I rarely reblog... but what an excellent post by Phil Faranda... I have been in the mortgage industry for 18+ years and have lost my fair share of borrowers to lower interest rates quoted. I usually follow up and find that the loan officer failed to disclose a rate lock period up front, or didn't properly educate the borrower on a specific loan program, which could cost thousands of dollars... overall, does a lower rate by a loan officer then mean much? Not always.. there is more to it than just the lowest rate and Phil does an excellent job talking about it. Especially those that just advertise low rates online. I call it the 'low ball' rate or the 'fluff' rate ... Phil, excellent job with this..
In the almost 400 transactions I have brokered since first being licensed in the 1990s, anytime there was a problem with the mortgage and the buyer was asked how they chose their lender, I cannot think of one instance where they did not say some variation on the theme that the bank was chosen for quoting the best rate.
In the almost 400 transactions I have brokered since first being licensed in the 1990s, anytime we noted that a mortgage loan officer did a great job and the borrower was asked how they chose their lender, I cannot think of one instance where they did not say a variation on the theme that the lender was a referral from a trusted source.
Now, since I can point to dozens and dozens of transactions where the lender stunk and they were chosen for their rate, and there were also dozens of great jobs by lenders who were trusted referrals, the correlation strikes me as very strong that choosing a lender based on rate alone is inadvisable. Disclosure: I was a loan officer from 2001-2005.
Sadly, the "best rate" is a myth. The factors that go into locking a mortgage rate include the down payment, credit rating, debt to income ratio, length of the loan, and a variety of other matters which makes quoting a prospective borrower a rate on the first meeting without a full application irresponsible at best. Published rates are based on assumptions that are so ideal that most borrowers either don't qualify or must pay higher costs to achieve.
Moreover, rates vary on a daily and often an hourly basis based on the bond market and other financial indices, requiring extreme personal attention and knowledge of the transaction process to assist the borrower in "locking in" their rate at the correct time.
Lastly and perhaps the most bitter irony of it all is that most consumers don't understand that the lenders all operate in the same market for money. If you walk into the corner bank, Banana Funding Corp at the mall, or log onto Fancyrates.com and ask pricing on their 30 year fixed conventional rate for a conforming loan with 20% down payment, you may get different answers when you ask what rate you'll qualify for. But here's the truth: conventional loans have been bought on the secondary market by Government Sponsored Entities (GSEs) such as Fannie Mae and Freddie Mac for the same prevailing market rates since the Beatles dominated rock music. The only variations have ever been the profit margin. What's that mean to you? Simple: within reason, you can negotiate your rate.
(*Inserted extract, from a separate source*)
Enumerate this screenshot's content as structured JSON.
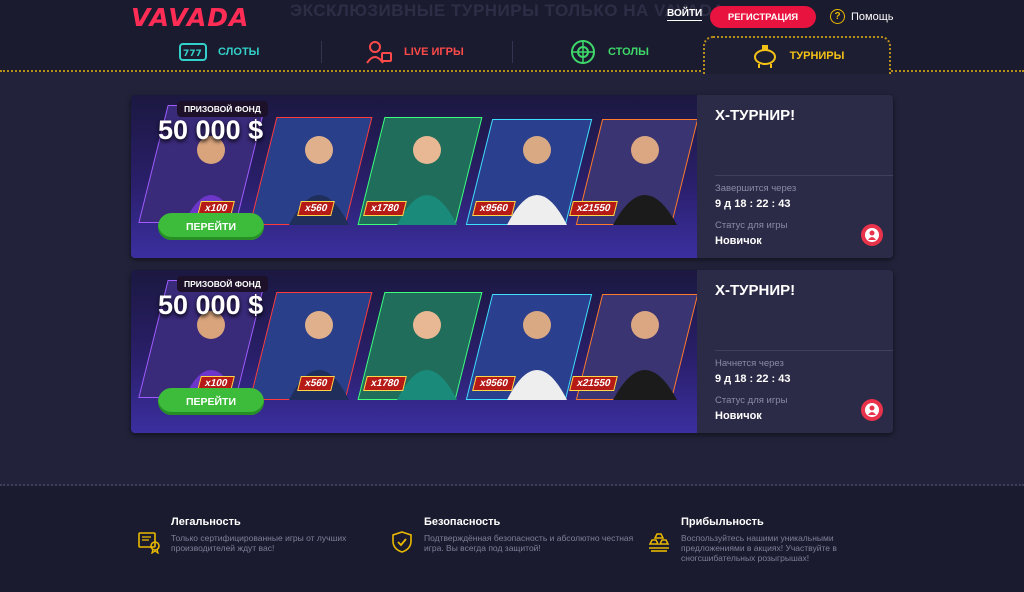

With those factors in play, the smart consumer should therefore find the best, most trustworthy, service oriented lender they can find, who will work hand in hand with the real estate brokers, appraisers, title and attorneys, and who will be able to troubleshoot and navigate obstacles as they arise. This not only ensures a smooth transaction, it shields the borrower from bait and switch moves, junk fees, last minute changes, and the lack of accountability that we all too often see in web-based bargain lenders that raise screwing up deals to a high art.
Imagine that. You choose you lender the same way you choose the agent, attorney, inspector and plumber: the best person for the job. The numbers take care of themselves because a true professional will always watch out for you.